Moment İle İlgili Cümleler İngilizce Cümle İçinde Kullanımı
Moment Nedir?
Moment, bir cismin veya nesnenin dönme etkisinin büyüklüğünü ifade eden fiziksel bir terimdir. Moment, bir kuvvetin kaldırdığı bir nesnenin dönmesi için gerekli olan enerjiyi belirtir.
Örnek cümleler:
- The moment the car started moving, I knew we were in for a bumpy ride. (Araba hareket etmeye başladığı anda, sarsıntılı bir yolculukta olduğumuzu anladım.)
- She hesitated for a moment before making her decision. (Kararını vermeden önce bir an tereddüt etti.)
- The moment he walked into the room, everyone turned to look at him. (O odaya girdiği anda, herkes ona bakmaya başladı.)
- I’ll never forget the moment I first saw the Eiffel Tower. (İlk kez Eyfel Kulesi’ni gördüğüm anı asla unutmayacağım.)
- She had a moment of panic when she realized she had lost her phone. (Telefonunu kaybettiğini fark ettiğinde bir an paniğe kapıldı.)

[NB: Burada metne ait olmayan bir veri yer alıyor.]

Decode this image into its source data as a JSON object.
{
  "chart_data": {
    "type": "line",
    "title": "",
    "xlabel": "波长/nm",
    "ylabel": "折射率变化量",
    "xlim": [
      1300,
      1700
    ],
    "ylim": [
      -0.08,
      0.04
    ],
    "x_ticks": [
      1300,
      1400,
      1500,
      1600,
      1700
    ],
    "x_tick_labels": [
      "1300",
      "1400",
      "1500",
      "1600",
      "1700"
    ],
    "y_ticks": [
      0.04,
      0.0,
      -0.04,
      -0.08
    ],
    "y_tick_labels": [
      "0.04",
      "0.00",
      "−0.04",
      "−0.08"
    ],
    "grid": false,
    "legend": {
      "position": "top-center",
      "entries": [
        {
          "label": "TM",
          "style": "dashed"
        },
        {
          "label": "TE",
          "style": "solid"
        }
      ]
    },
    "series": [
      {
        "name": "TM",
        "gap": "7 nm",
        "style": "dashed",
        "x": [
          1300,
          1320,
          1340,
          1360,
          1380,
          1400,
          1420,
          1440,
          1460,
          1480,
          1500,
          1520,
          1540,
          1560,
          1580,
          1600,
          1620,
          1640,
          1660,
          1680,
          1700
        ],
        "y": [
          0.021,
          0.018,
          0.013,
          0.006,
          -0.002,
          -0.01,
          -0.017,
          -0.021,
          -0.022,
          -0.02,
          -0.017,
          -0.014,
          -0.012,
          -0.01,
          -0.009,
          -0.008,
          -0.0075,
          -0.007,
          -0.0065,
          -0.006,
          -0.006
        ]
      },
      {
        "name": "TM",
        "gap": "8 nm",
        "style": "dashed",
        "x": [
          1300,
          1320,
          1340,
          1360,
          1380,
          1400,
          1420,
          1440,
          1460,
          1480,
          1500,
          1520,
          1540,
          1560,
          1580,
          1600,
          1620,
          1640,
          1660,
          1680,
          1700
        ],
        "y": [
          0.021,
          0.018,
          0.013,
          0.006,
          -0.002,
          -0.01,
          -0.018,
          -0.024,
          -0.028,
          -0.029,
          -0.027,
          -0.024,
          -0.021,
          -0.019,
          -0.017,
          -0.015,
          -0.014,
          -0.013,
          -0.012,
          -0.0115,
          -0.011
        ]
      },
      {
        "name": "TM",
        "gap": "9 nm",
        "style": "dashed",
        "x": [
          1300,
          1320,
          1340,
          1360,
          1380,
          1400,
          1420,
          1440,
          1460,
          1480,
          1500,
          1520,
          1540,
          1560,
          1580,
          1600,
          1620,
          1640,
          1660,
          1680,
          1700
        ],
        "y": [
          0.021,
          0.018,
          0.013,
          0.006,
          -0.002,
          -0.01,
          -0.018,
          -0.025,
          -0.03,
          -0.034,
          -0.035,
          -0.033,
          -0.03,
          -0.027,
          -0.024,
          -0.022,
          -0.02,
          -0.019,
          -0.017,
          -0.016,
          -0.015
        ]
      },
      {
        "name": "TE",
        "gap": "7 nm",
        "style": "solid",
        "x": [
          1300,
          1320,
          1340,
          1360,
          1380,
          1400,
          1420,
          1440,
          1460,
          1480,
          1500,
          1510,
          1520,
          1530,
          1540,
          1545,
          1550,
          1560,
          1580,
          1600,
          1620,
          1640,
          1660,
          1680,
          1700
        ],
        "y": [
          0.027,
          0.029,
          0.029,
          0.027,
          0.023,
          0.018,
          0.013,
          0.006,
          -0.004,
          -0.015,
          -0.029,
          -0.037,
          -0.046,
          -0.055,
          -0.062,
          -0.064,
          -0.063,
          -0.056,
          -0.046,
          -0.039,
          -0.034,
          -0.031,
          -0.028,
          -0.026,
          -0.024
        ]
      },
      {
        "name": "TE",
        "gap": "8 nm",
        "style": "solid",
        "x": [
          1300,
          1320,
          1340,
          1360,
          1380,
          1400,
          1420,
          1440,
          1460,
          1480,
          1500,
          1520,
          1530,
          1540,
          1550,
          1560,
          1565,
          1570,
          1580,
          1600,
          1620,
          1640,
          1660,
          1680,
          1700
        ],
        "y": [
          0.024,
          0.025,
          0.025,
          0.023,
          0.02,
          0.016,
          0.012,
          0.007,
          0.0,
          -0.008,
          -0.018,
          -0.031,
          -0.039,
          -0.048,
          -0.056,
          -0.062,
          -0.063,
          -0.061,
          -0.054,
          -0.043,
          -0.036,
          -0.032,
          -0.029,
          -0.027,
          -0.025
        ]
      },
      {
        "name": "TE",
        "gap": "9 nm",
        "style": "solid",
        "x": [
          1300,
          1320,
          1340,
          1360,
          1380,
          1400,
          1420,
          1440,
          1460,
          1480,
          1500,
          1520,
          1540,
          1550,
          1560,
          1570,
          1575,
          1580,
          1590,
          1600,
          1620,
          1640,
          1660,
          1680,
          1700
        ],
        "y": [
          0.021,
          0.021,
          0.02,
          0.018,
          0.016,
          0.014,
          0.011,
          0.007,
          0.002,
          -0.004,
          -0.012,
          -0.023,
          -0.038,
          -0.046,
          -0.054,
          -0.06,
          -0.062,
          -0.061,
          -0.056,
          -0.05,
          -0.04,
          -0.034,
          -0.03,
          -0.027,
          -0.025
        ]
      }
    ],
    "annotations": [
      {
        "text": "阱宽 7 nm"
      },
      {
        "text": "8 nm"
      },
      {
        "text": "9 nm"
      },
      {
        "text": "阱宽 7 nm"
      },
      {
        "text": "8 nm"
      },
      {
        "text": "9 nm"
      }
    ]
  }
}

- The moment he proposed, she said yes without hesitation. (Teklif ettiği anda, tereddüt etmeden evet dedi.)
- We had a moment of silence to remember those who had passed away. (Ölenleri anmak için bir an sessizlik oldu.)
- The moment I tasted the dessert, I knew it was going to be my favorite. (Tatlıyı tattığım anda, favorim olacağını biliyordum.)

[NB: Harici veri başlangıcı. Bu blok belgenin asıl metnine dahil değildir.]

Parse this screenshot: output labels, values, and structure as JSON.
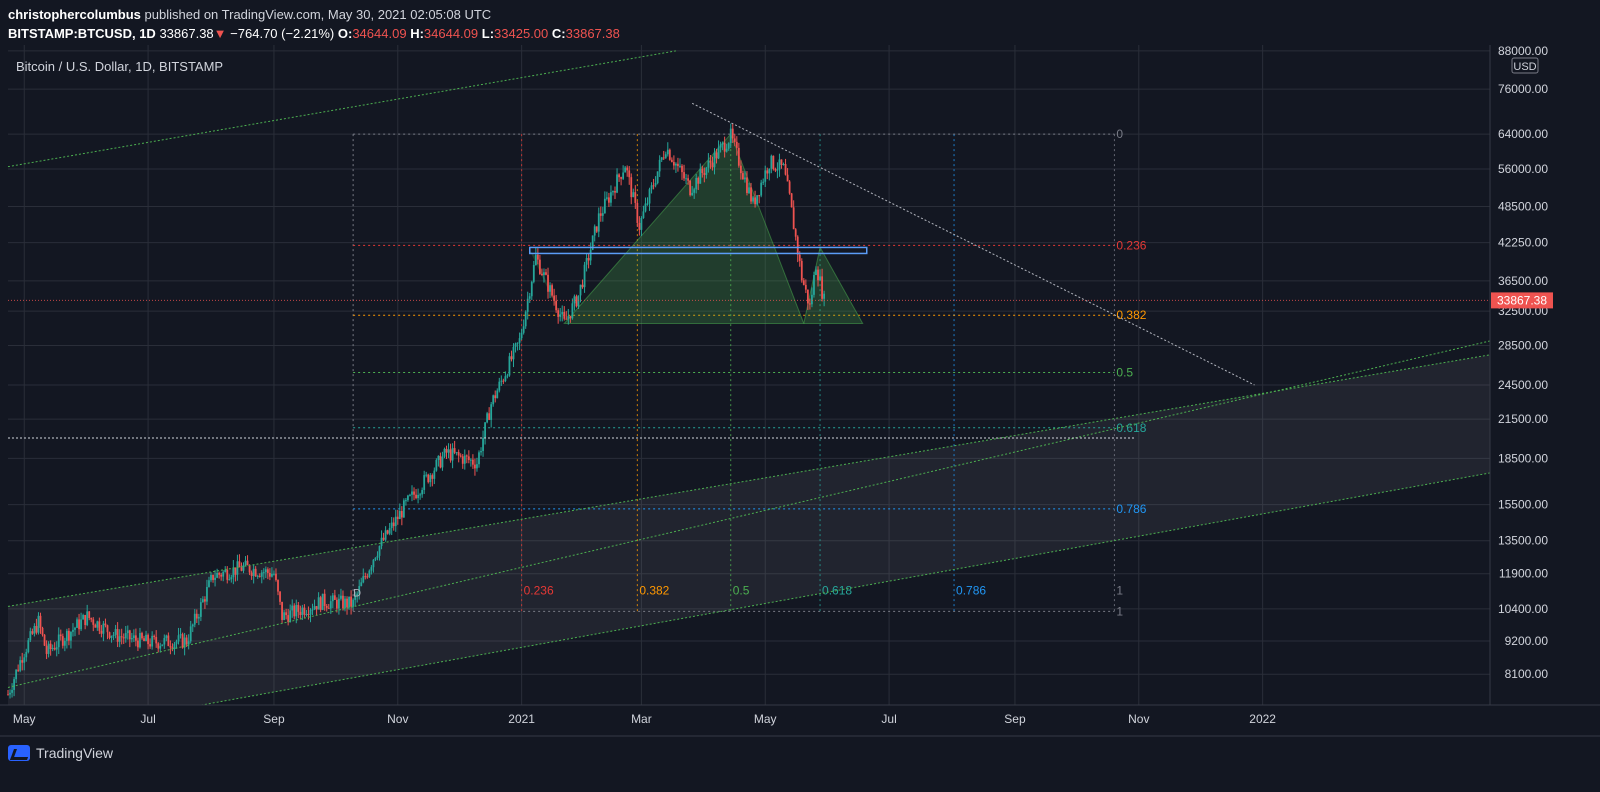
{
  "header": {
    "author": "christophercolumbus",
    "published_text": "published on TradingView.com, May 30, 2021 02:05:08 UTC",
    "symbol": "BITSTAMP:BTCUSD, 1D",
    "last": "33867.38",
    "change_arrow": "▼",
    "change": "−764.70 (−2.21%)",
    "o_label": "O:",
    "o": "34644.09",
    "h_label": "H:",
    "h": "34644.09",
    "l_label": "L:",
    "l": "33425.00",
    "c_label": "C:",
    "c": "33867.38"
  },
  "footer": {
    "brand": "TradingView",
    "logo_icon": "tradingview-logo-icon"
  },
  "chart_data": {
    "type": "candlestick",
    "title": "Bitcoin / U.S. Dollar, 1D, BITSTAMP",
    "currency": "USD",
    "scale": "log",
    "grid": true,
    "ylim": [
      7200,
      90000
    ],
    "xlim": [
      "2020-04-23",
      "2022-04-23"
    ],
    "x_ticks": [
      {
        "label": "May",
        "date": "2020-05-01"
      },
      {
        "label": "Jul",
        "date": "2020-07-01"
      },
      {
        "label": "Sep",
        "date": "2020-09-01"
      },
      {
        "label": "Nov",
        "date": "2020-11-01"
      },
      {
        "label": "2021",
        "date": "2021-01-01"
      },
      {
        "label": "Mar",
        "date": "2021-03-01"
      },
      {
        "label": "May",
        "date": "2021-05-01"
      },
      {
        "label": "Jul",
        "date": "2021-07-01"
      },
      {
        "label": "Sep",
        "date": "2021-09-01"
      },
      {
        "label": "Nov",
        "date": "2021-11-01"
      },
      {
        "label": "2022",
        "date": "2022-01-01"
      }
    ],
    "y_ticks": [
      {
        "value": 88000,
        "label": "88000.00"
      },
      {
        "value": 76000,
        "label": "76000.00"
      },
      {
        "value": 64000,
        "label": "64000.00"
      },
      {
        "value": 56000,
        "label": "56000.00"
      },
      {
        "value": 48500,
        "label": "48500.00"
      },
      {
        "value": 42250,
        "label": "42250.00"
      },
      {
        "value": 36500,
        "label": "36500.00"
      },
      {
        "value": 32500,
        "label": "32500.00"
      },
      {
        "value": 28500,
        "label": "28500.00"
      },
      {
        "value": 24500,
        "label": "24500.00"
      },
      {
        "value": 21500,
        "label": "21500.00"
      },
      {
        "value": 18500,
        "label": "18500.00"
      },
      {
        "value": 15500,
        "label": "15500.00"
      },
      {
        "value": 13500,
        "label": "13500.00"
      },
      {
        "value": 11900,
        "label": "11900.00"
      },
      {
        "value": 10400,
        "label": "10400.00"
      },
      {
        "value": 9200,
        "label": "9200.00"
      },
      {
        "value": 8100,
        "label": "8100.00"
      }
    ],
    "last_price": {
      "value": 33867.38,
      "label": "33867.38",
      "color": "#ef5350"
    },
    "colors": {
      "up": "#26a69a",
      "down": "#ef5350",
      "background": "#131722",
      "grid": "#2a2e39",
      "channel": "#4caf50"
    },
    "price_path": [
      {
        "date": "2020-04-23",
        "close": 7500
      },
      {
        "date": "2020-04-30",
        "close": 8700
      },
      {
        "date": "2020-05-08",
        "close": 9900
      },
      {
        "date": "2020-05-12",
        "close": 8800
      },
      {
        "date": "2020-06-01",
        "close": 10100
      },
      {
        "date": "2020-06-15",
        "close": 9400
      },
      {
        "date": "2020-07-01",
        "close": 9150
      },
      {
        "date": "2020-07-20",
        "close": 9200
      },
      {
        "date": "2020-08-02",
        "close": 11800
      },
      {
        "date": "2020-08-17",
        "close": 12200
      },
      {
        "date": "2020-09-01",
        "close": 11900
      },
      {
        "date": "2020-09-05",
        "close": 10100
      },
      {
        "date": "2020-09-25",
        "close": 10700
      },
      {
        "date": "2020-10-10",
        "close": 10600
      },
      {
        "date": "2020-10-21",
        "close": 12900
      },
      {
        "date": "2020-11-05",
        "close": 15500
      },
      {
        "date": "2020-11-25",
        "close": 18900
      },
      {
        "date": "2020-12-10",
        "close": 18200
      },
      {
        "date": "2020-12-17",
        "close": 22800
      },
      {
        "date": "2020-12-31",
        "close": 29000
      },
      {
        "date": "2021-01-08",
        "close": 40000
      },
      {
        "date": "2021-01-22",
        "close": 31000
      },
      {
        "date": "2021-01-29",
        "close": 34500
      },
      {
        "date": "2021-02-08",
        "close": 46500
      },
      {
        "date": "2021-02-21",
        "close": 57000
      },
      {
        "date": "2021-02-28",
        "close": 45000
      },
      {
        "date": "2021-03-13",
        "close": 61000
      },
      {
        "date": "2021-03-25",
        "close": 52000
      },
      {
        "date": "2021-04-14",
        "close": 63500
      },
      {
        "date": "2021-04-25",
        "close": 49000
      },
      {
        "date": "2021-05-03",
        "close": 57500
      },
      {
        "date": "2021-05-10",
        "close": 56000
      },
      {
        "date": "2021-05-13",
        "close": 50000
      },
      {
        "date": "2021-05-19",
        "close": 37000
      },
      {
        "date": "2021-05-23",
        "close": 33000
      },
      {
        "date": "2021-05-26",
        "close": 39000
      },
      {
        "date": "2021-05-30",
        "close": 33867
      }
    ],
    "fib_price_levels": [
      {
        "label": "0",
        "value": 64000,
        "color": "#787b86"
      },
      {
        "label": "0.236",
        "value": 41800,
        "color": "#e53935"
      },
      {
        "label": "0.382",
        "value": 32000,
        "color": "#ff9800"
      },
      {
        "label": "0.5",
        "value": 25700,
        "color": "#4caf50"
      },
      {
        "label": "0.618",
        "value": 20800,
        "color": "#26a69a"
      },
      {
        "label": "0.786",
        "value": 15250,
        "color": "#2196f3"
      },
      {
        "label": "1",
        "value": 10300,
        "color": "#787b86"
      }
    ],
    "fib_time_zones": [
      {
        "label": "0.236",
        "date": "2021-01-01",
        "color": "#e53935"
      },
      {
        "label": "0.382",
        "date": "2021-02-27",
        "color": "#ff9800"
      },
      {
        "label": "0.5",
        "date": "2021-04-14",
        "color": "#4caf50"
      },
      {
        "label": "0.618",
        "date": "2021-05-28",
        "color": "#26a69a"
      },
      {
        "label": "0.786",
        "date": "2021-08-02",
        "color": "#2196f3"
      },
      {
        "label": "1",
        "date": "2021-10-20",
        "color": "#787b86"
      }
    ],
    "pattern": {
      "name": "head-and-shoulders",
      "neckline": 41500,
      "fill": "#4caf50"
    },
    "trendlines": [
      {
        "name": "descending resistance",
        "from": {
          "date": "2021-03-26",
          "value": 72000
        },
        "to": {
          "date": "2021-12-28",
          "value": 24500
        },
        "color": "#b2b5be"
      },
      {
        "name": "upper channel",
        "from": {
          "date": "2020-04-23",
          "value": 56500
        },
        "to": {
          "date": "2021-03-18",
          "value": 88000
        },
        "color": "#4caf50"
      },
      {
        "name": "channel top",
        "from": {
          "date": "2020-04-23",
          "value": 10500
        },
        "to": {
          "date": "2022-04-23",
          "value": 27500
        },
        "color": "#4caf50"
      },
      {
        "name": "channel bottom",
        "from": {
          "date": "2020-04-23",
          "value": 6300
        },
        "to": {
          "date": "2022-04-23",
          "value": 17500
        },
        "color": "#4caf50"
      },
      {
        "name": "support",
        "from": {
          "date": "2020-04-23",
          "value": 7700
        },
        "to": {
          "date": "2022-04-23",
          "value": 29000
        },
        "color": "#4caf50"
      }
    ],
    "horizontal_lines": [
      {
        "name": "neckline",
        "value": 41000,
        "color": "#5b9cf6"
      },
      {
        "name": "prior high",
        "value": 20000,
        "color": "#d1d4dc"
      }
    ],
    "annotations": [
      {
        "text": "D",
        "date": "2020-10-10",
        "value": 10900
      }
    ]
  }
}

- I had a moment of doubt before submitting my application. (Başvurumu göndermeden önce bir an şüphe yaşadım.)
- The moment he realized he had won the lottery, he screamed with joy. (Lotoyu kazandığını fark ettiği anda, sevinçle bağırdı.)

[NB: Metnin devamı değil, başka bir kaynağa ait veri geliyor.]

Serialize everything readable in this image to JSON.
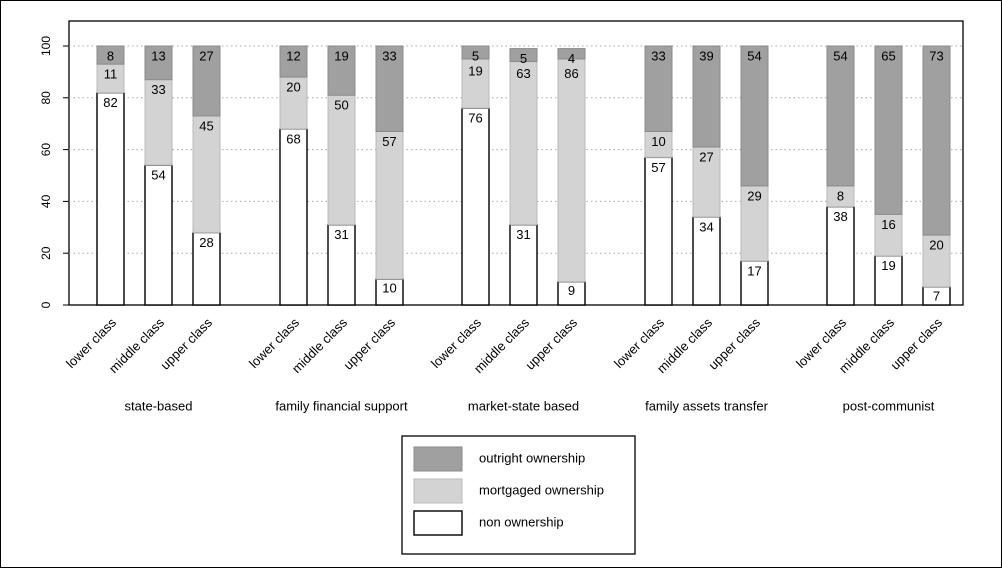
{
  "chart_data": {
    "type": "bar",
    "stacked": true,
    "groups": [
      {
        "label": "state-based",
        "categories": [
          "lower class",
          "middle class",
          "upper class"
        ],
        "non_ownership": [
          82,
          54,
          28
        ],
        "mortgaged_ownership": [
          11,
          33,
          45
        ],
        "outright_ownership": [
          8,
          13,
          27
        ]
      },
      {
        "label": "family financial support",
        "categories": [
          "lower class",
          "middle class",
          "upper class"
        ],
        "non_ownership": [
          68,
          31,
          10
        ],
        "mortgaged_ownership": [
          20,
          50,
          57
        ],
        "outright_ownership": [
          12,
          19,
          33
        ]
      },
      {
        "label": "market-state based",
        "categories": [
          "lower class",
          "middle class",
          "upper class"
        ],
        "non_ownership": [
          76,
          31,
          9
        ],
        "mortgaged_ownership": [
          19,
          63,
          86
        ],
        "outright_ownership": [
          5,
          5,
          4
        ]
      },
      {
        "label": "family assets transfer",
        "categories": [
          "lower class",
          "middle class",
          "upper class"
        ],
        "non_ownership": [
          57,
          34,
          17
        ],
        "mortgaged_ownership": [
          10,
          27,
          29
        ],
        "outright_ownership": [
          33,
          39,
          54
        ]
      },
      {
        "label": "post-communist",
        "categories": [
          "lower class",
          "middle class",
          "upper class"
        ],
        "non_ownership": [
          38,
          19,
          7
        ],
        "mortgaged_ownership": [
          8,
          16,
          20
        ],
        "outright_ownership": [
          54,
          65,
          73
        ]
      }
    ],
    "series": [
      {
        "key": "non_ownership",
        "name": "non ownership",
        "color": "#ffffff"
      },
      {
        "key": "mortgaged_ownership",
        "name": "mortgaged ownership",
        "color": "#d3d3d3"
      },
      {
        "key": "outright_ownership",
        "name": "outright ownership",
        "color": "#a0a0a0"
      }
    ],
    "legend_order": [
      "outright_ownership",
      "mortgaged_ownership",
      "non_ownership"
    ],
    "ylim": [
      0,
      100
    ],
    "yticks": [
      0,
      20,
      40,
      60,
      80,
      100
    ],
    "grid": true,
    "legend_position": "bottom-center",
    "title": "",
    "xlabel": "",
    "ylabel": ""
  }
}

- She captured the perfect moment with her camera. (Kamerayla mükemmel bir anı yakaladı.)
- For a moment, I thought I had lost my keys. (Bir an anahtarlarımı kaybettiğimi düşündüm.)
- The moment she stepped onto the stage, the audience erupted into applause. (Sahneye çıktığı anda, seyirciler alkışlamaya başladı.)
- I need a moment to think about my answer. (Cevabımı düşünmek için bir an ihtiyacım var.)
- The moment I saw her smile, I knew everything would be okay. (Onun gülümsediği an, her şeyin iyi olacağını biliyordum.)
- He had a moment of clarity and finally understood what he needed to do. (Bir an netlik kazandı ve ne yapması gerektiğini nihayet anladı.)
- The moment the sun rose, the birds began to sing. (Güneş doğar doğmaz, kuşlar şarkı söylemeye başladı.)
- I had a moment of enlightenment and realized the answer was right in front of me. (Aydınlanma anı yaşadım
- The moment she saw the puppy, she fell in love and knew she had to adopt him. (Köpeği gördüğü anda aşık oldu ve onu sahiplenmesi gerektiğini biliyordu.)
- He waited for the perfect moment to propose to her. (Ona evlenme teklifi etmek için mükemmel anı bekledi.)
Türkçe karşılıklar:
- Araba hareket etmeye başladığı anda, sarsıntılı bir yolculukta olduğumuzu anladım.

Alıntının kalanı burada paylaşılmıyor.